Coverage: Lyft hires investment bankers Qatalyst
Ride-sharing service Lyft Inc. has hired investment bank Qatalyst Partners LP to help it explore alternatives, including a sale of the company.
Douglas MacMillan of The Wall Street Journal has the news:
Frank Quattrone, the founder and executive chairman of Qatalyst, has contacted companies including large auto makers about acquiring a stake in Lyft, the people said. It isn’t clear whether Lyft is aiming to sell itself or raise new funding.
Lyft, the largest U.S. rival to Uber Technologies Inc., has tried to keep up with its larger competitor as both companies burn through capital to expand their ride-hailing services. The two San Francisco companies pour millions of dollars into subsidizing low-price rides and giving cash bonuses to new drivers, and both Uber and Lyft have said such spending has put them on a path to profitability.
Lyft has raised about $2 billion in funding, or less than one-sixth the total funds raised by Uber. Lyft was last valued at $5.5 billion by investors including auto maker General Motors Co.
Hiring Qatalyst, one of the most active Silicon Valley deal makers, may signal Lyft is open to a sale. Qatalyst ranks fourth this year among banks advising on U.S. acquisitions, working on deals totaling $33.7 billion, according to data provider Dealogic. Those deals include a coveted role advising LinkedIn Corp. on its $26 billion sale to Microsoft Corp., announced two weeks ago.
Ken Yeung of VentureBeat.com notes that General Motors may be a buyer:
In an effort to counter the growing influence of Uber, Lyft has formed an ridesharing alliance with other companies — kind of like a “the enemy of my enemy” situation. Last September, the company struck an accord with China’s Didi which has recently received backing from Apple, and also with GrabTaxi and Ola.
Some of the Lyft’s investors include a bevy of who’s who in the investment world, including Icahn Enterprises, Rakuten, Andreessen Horowitz, Founders Fund, Mayfield Fund, K9 Ventures, fbFund, and even General Motors which put in $500 million of a $1 billion round into the company.
What may be appealing to large auto makers is technology around self-driving cars that Lyft and may of these ridesharing services are working on. This is why General Motors made its investment according to its president Dan Ammann: “With GM and Lyft working together, we believe we can successfully implement this vision [of creating an integrated network of on-demand autonomous vehicles] more rapidly.”
If we had to think about acquisitions, it’s quite likely that General Motors could be one of the leading contenders to snatch up the company.
Brian Solomon of Forbes looks at other potential acquirers:
Another Car Manufacturer: It wouldn’t be crazy for another automaker to want to get involved in ridesharing. Volkswagen, Toyota, and Fiat Chrysler have all made investments similar to GM. A company like Ford doesn’t want to end up with no chair at the table. But with GM already the exclusive-ish partner for Lyft, why would the startup be attractive to a competitor?

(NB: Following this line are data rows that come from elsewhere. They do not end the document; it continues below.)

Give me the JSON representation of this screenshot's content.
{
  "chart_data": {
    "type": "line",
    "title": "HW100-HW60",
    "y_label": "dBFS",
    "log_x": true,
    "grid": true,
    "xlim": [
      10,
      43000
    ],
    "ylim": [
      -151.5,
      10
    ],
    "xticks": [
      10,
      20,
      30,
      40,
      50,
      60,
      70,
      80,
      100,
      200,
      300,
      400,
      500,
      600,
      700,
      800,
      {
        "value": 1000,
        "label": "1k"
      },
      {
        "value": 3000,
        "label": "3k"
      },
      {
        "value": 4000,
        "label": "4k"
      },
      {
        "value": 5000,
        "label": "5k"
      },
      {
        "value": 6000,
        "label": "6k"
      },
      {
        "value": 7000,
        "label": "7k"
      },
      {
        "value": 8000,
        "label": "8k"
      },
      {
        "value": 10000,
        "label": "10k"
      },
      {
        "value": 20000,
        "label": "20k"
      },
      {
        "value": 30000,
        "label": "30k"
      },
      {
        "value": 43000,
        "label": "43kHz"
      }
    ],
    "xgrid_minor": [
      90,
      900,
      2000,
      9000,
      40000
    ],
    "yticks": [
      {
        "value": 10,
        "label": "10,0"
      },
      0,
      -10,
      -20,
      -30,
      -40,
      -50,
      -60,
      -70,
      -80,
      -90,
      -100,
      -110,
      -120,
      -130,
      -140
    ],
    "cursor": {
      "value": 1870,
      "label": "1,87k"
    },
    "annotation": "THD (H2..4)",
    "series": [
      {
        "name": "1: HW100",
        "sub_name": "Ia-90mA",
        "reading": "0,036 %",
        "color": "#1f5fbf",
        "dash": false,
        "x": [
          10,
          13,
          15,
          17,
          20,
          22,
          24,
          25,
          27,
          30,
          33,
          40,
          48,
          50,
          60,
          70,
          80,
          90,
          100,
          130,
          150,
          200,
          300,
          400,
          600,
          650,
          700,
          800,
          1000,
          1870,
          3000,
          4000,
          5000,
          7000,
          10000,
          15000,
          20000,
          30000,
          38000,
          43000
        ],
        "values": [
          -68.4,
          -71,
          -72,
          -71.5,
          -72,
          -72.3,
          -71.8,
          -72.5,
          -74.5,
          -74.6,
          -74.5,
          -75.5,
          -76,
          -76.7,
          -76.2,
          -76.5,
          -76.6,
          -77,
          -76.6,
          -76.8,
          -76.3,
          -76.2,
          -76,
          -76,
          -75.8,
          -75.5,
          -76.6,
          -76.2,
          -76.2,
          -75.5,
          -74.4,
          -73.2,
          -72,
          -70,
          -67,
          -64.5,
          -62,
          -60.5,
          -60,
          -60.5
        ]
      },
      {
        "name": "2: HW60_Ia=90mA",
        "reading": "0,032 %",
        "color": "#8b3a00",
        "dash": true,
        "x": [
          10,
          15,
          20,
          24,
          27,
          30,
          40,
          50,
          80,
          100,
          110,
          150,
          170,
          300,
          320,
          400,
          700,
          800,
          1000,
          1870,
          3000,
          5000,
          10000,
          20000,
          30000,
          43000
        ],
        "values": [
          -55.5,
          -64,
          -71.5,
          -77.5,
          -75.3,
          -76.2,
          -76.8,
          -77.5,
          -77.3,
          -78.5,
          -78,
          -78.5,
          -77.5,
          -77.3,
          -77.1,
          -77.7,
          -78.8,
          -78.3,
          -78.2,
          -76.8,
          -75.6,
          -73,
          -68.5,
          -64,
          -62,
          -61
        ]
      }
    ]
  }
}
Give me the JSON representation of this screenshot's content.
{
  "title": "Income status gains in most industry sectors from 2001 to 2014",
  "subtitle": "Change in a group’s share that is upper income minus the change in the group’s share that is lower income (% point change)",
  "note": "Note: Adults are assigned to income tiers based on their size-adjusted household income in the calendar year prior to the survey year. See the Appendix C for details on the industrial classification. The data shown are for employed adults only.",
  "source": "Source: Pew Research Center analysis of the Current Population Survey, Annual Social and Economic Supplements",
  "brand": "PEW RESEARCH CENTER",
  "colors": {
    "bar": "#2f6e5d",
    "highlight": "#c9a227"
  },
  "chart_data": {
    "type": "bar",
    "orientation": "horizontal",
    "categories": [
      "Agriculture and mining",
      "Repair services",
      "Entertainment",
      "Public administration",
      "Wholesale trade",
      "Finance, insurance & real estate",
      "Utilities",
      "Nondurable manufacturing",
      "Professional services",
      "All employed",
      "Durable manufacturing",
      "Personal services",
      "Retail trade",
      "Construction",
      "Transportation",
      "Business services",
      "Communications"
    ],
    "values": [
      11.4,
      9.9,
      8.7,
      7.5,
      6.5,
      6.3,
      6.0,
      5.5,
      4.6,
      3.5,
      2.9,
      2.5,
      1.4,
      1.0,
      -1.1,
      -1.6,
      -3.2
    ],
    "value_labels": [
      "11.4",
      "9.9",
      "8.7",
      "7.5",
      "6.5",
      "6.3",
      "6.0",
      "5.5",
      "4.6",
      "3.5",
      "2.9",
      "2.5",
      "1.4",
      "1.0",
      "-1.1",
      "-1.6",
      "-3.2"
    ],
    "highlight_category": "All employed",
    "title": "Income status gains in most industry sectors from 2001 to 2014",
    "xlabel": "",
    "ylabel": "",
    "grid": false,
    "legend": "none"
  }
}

Didi Chuxing: If you’re looking for other natural partners, the $7.3 billion-richer Chinese ridesharing company has to be included. They have the money to buy Lyft and are fighting a common enemy in Uber. Didi and Lyft have a partnership on cross-border travel already, but combined they might be able to coordinate more closely and match Uber’s firepower. And yet, why would Didi buy Lyft when it can invest and partner instead? It needs its recent cash grab to fight Uber at home, so extending to the United States, where Lyft remains in a distant second place, seems like an overreach.

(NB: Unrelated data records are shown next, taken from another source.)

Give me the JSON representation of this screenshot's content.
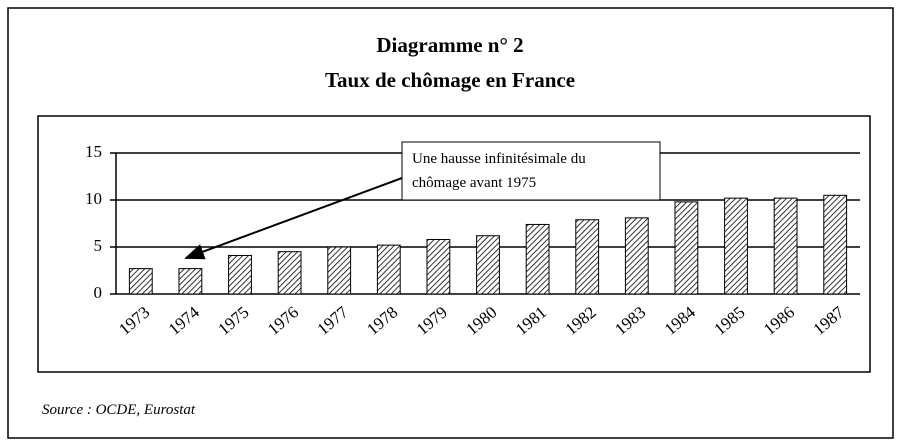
{
  "chart_data": {
    "type": "bar",
    "title": "Diagramme n° 2",
    "subtitle": "Taux de chômage en France",
    "categories": [
      "1973",
      "1974",
      "1975",
      "1976",
      "1977",
      "1978",
      "1979",
      "1980",
      "1981",
      "1982",
      "1983",
      "1984",
      "1985",
      "1986",
      "1987"
    ],
    "values": [
      2.7,
      2.7,
      4.1,
      4.5,
      5.0,
      5.2,
      5.8,
      6.2,
      7.4,
      7.9,
      8.1,
      9.8,
      10.2,
      10.2,
      10.5
    ],
    "color": "#000000",
    "ylim": [
      0,
      15
    ],
    "yticks": [
      0,
      5,
      10,
      15
    ],
    "grid": true,
    "annotation": [
      "Une hausse infinitésimale du",
      "chômage avant 1975"
    ],
    "source": "Source : OCDE, Eurostat"
  }
}
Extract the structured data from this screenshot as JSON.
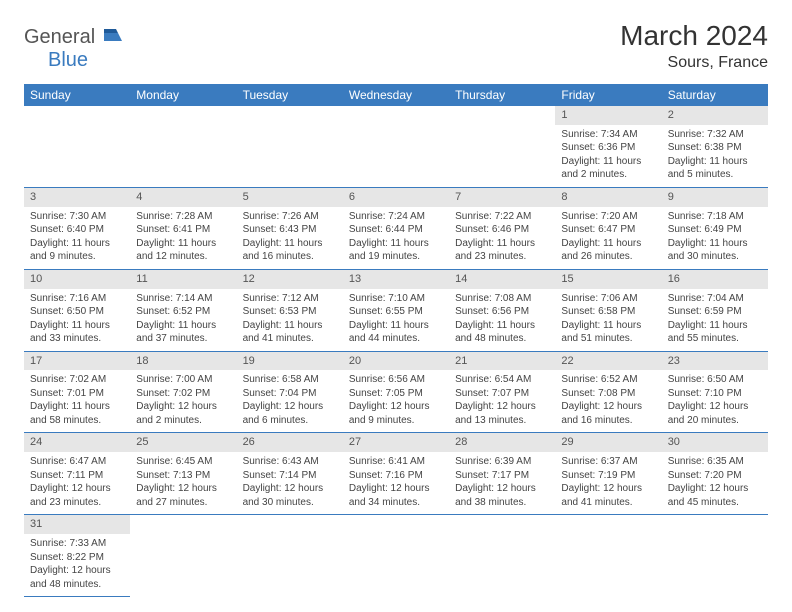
{
  "logo": {
    "general": "General",
    "blue": "Blue"
  },
  "title": "March 2024",
  "location": "Sours, France",
  "colors": {
    "header_bg": "#3a7bbf",
    "header_text": "#ffffff",
    "daynum_bg": "#e6e6e6",
    "border": "#3a7bbf",
    "text": "#444444"
  },
  "week_headers": [
    "Sunday",
    "Monday",
    "Tuesday",
    "Wednesday",
    "Thursday",
    "Friday",
    "Saturday"
  ],
  "weeks": [
    [
      null,
      null,
      null,
      null,
      null,
      {
        "n": "1",
        "sr": "Sunrise: 7:34 AM",
        "ss": "Sunset: 6:36 PM",
        "dl": "Daylight: 11 hours and 2 minutes."
      },
      {
        "n": "2",
        "sr": "Sunrise: 7:32 AM",
        "ss": "Sunset: 6:38 PM",
        "dl": "Daylight: 11 hours and 5 minutes."
      }
    ],
    [
      {
        "n": "3",
        "sr": "Sunrise: 7:30 AM",
        "ss": "Sunset: 6:40 PM",
        "dl": "Daylight: 11 hours and 9 minutes."
      },
      {
        "n": "4",
        "sr": "Sunrise: 7:28 AM",
        "ss": "Sunset: 6:41 PM",
        "dl": "Daylight: 11 hours and 12 minutes."
      },
      {
        "n": "5",
        "sr": "Sunrise: 7:26 AM",
        "ss": "Sunset: 6:43 PM",
        "dl": "Daylight: 11 hours and 16 minutes."
      },
      {
        "n": "6",
        "sr": "Sunrise: 7:24 AM",
        "ss": "Sunset: 6:44 PM",
        "dl": "Daylight: 11 hours and 19 minutes."
      },
      {
        "n": "7",
        "sr": "Sunrise: 7:22 AM",
        "ss": "Sunset: 6:46 PM",
        "dl": "Daylight: 11 hours and 23 minutes."
      },
      {
        "n": "8",
        "sr": "Sunrise: 7:20 AM",
        "ss": "Sunset: 6:47 PM",
        "dl": "Daylight: 11 hours and 26 minutes."
      },
      {
        "n": "9",
        "sr": "Sunrise: 7:18 AM",
        "ss": "Sunset: 6:49 PM",
        "dl": "Daylight: 11 hours and 30 minutes."
      }
    ],
    [
      {
        "n": "10",
        "sr": "Sunrise: 7:16 AM",
        "ss": "Sunset: 6:50 PM",
        "dl": "Daylight: 11 hours and 33 minutes."
      },
      {
        "n": "11",
        "sr": "Sunrise: 7:14 AM",
        "ss": "Sunset: 6:52 PM",
        "dl": "Daylight: 11 hours and 37 minutes."
      },
      {
        "n": "12",
        "sr": "Sunrise: 7:12 AM",
        "ss": "Sunset: 6:53 PM",
        "dl": "Daylight: 11 hours and 41 minutes."
      },
      {
        "n": "13",
        "sr": "Sunrise: 7:10 AM",
        "ss": "Sunset: 6:55 PM",
        "dl": "Daylight: 11 hours and 44 minutes."
      },
      {
        "n": "14",
        "sr": "Sunrise: 7:08 AM",
        "ss": "Sunset: 6:56 PM",
        "dl": "Daylight: 11 hours and 48 minutes."
      },
      {
        "n": "15",
        "sr": "Sunrise: 7:06 AM",
        "ss": "Sunset: 6:58 PM",
        "dl": "Daylight: 11 hours and 51 minutes."
      },
      {
        "n": "16",
        "sr": "Sunrise: 7:04 AM",
        "ss": "Sunset: 6:59 PM",
        "dl": "Daylight: 11 hours and 55 minutes."
      }
    ],
    [
      {
        "n": "17",
        "sr": "Sunrise: 7:02 AM",
        "ss": "Sunset: 7:01 PM",
        "dl": "Daylight: 11 hours and 58 minutes."
      },
      {
        "n": "18",
        "sr": "Sunrise: 7:00 AM",
        "ss": "Sunset: 7:02 PM",
        "dl": "Daylight: 12 hours and 2 minutes."
      },
      {
        "n": "19",
        "sr": "Sunrise: 6:58 AM",
        "ss": "Sunset: 7:04 PM",
        "dl": "Daylight: 12 hours and 6 minutes."
      },
      {
        "n": "20",
        "sr": "Sunrise: 6:56 AM",
        "ss": "Sunset: 7:05 PM",
        "dl": "Daylight: 12 hours and 9 minutes."
      },
      {
        "n": "21",
        "sr": "Sunrise: 6:54 AM",
        "ss": "Sunset: 7:07 PM",
        "dl": "Daylight: 12 hours and 13 minutes."
      },
      {
        "n": "22",
        "sr": "Sunrise: 6:52 AM",
        "ss": "Sunset: 7:08 PM",
        "dl": "Daylight: 12 hours and 16 minutes."
      },
      {
        "n": "23",
        "sr": "Sunrise: 6:50 AM",
        "ss": "Sunset: 7:10 PM",
        "dl": "Daylight: 12 hours and 20 minutes."
      }
    ],
    [
      {
        "n": "24",
        "sr": "Sunrise: 6:47 AM",
        "ss": "Sunset: 7:11 PM",
        "dl": "Daylight: 12 hours and 23 minutes."
      },
      {
        "n": "25",
        "sr": "Sunrise: 6:45 AM",
        "ss": "Sunset: 7:13 PM",
        "dl": "Daylight: 12 hours and 27 minutes."
      },
      {
        "n": "26",
        "sr": "Sunrise: 6:43 AM",
        "ss": "Sunset: 7:14 PM",
        "dl": "Daylight: 12 hours and 30 minutes."
      },
      {
        "n": "27",
        "sr": "Sunrise: 6:41 AM",
        "ss": "Sunset: 7:16 PM",
        "dl": "Daylight: 12 hours and 34 minutes."
      },
      {
        "n": "28",
        "sr": "Sunrise: 6:39 AM",
        "ss": "Sunset: 7:17 PM",
        "dl": "Daylight: 12 hours and 38 minutes."
      },
      {
        "n": "29",
        "sr": "Sunrise: 6:37 AM",
        "ss": "Sunset: 7:19 PM",
        "dl": "Daylight: 12 hours and 41 minutes."
      },
      {
        "n": "30",
        "sr": "Sunrise: 6:35 AM",
        "ss": "Sunset: 7:20 PM",
        "dl": "Daylight: 12 hours and 45 minutes."
      }
    ],
    [
      {
        "n": "31",
        "sr": "Sunrise: 7:33 AM",
        "ss": "Sunset: 8:22 PM",
        "dl": "Daylight: 12 hours and 48 minutes."
      },
      null,
      null,
      null,
      null,
      null,
      null
    ]
  ]
}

Softbank, Alibaba, Rakuten, or Tencent: We’ve reached the speculative foreign investor part of the evening. The first three companies have already invested in Lyft’s previous funding rounds. Tencent is a Didi investor and is in a buying mood, snapping up mobile games company Supercell for about $9 billion. That move, coincidentally, put $9 billion back in Masayoshi Son’s coffers at Softbank. Still, none of these names make much strategic sense. They’re better investors than they are acquirers.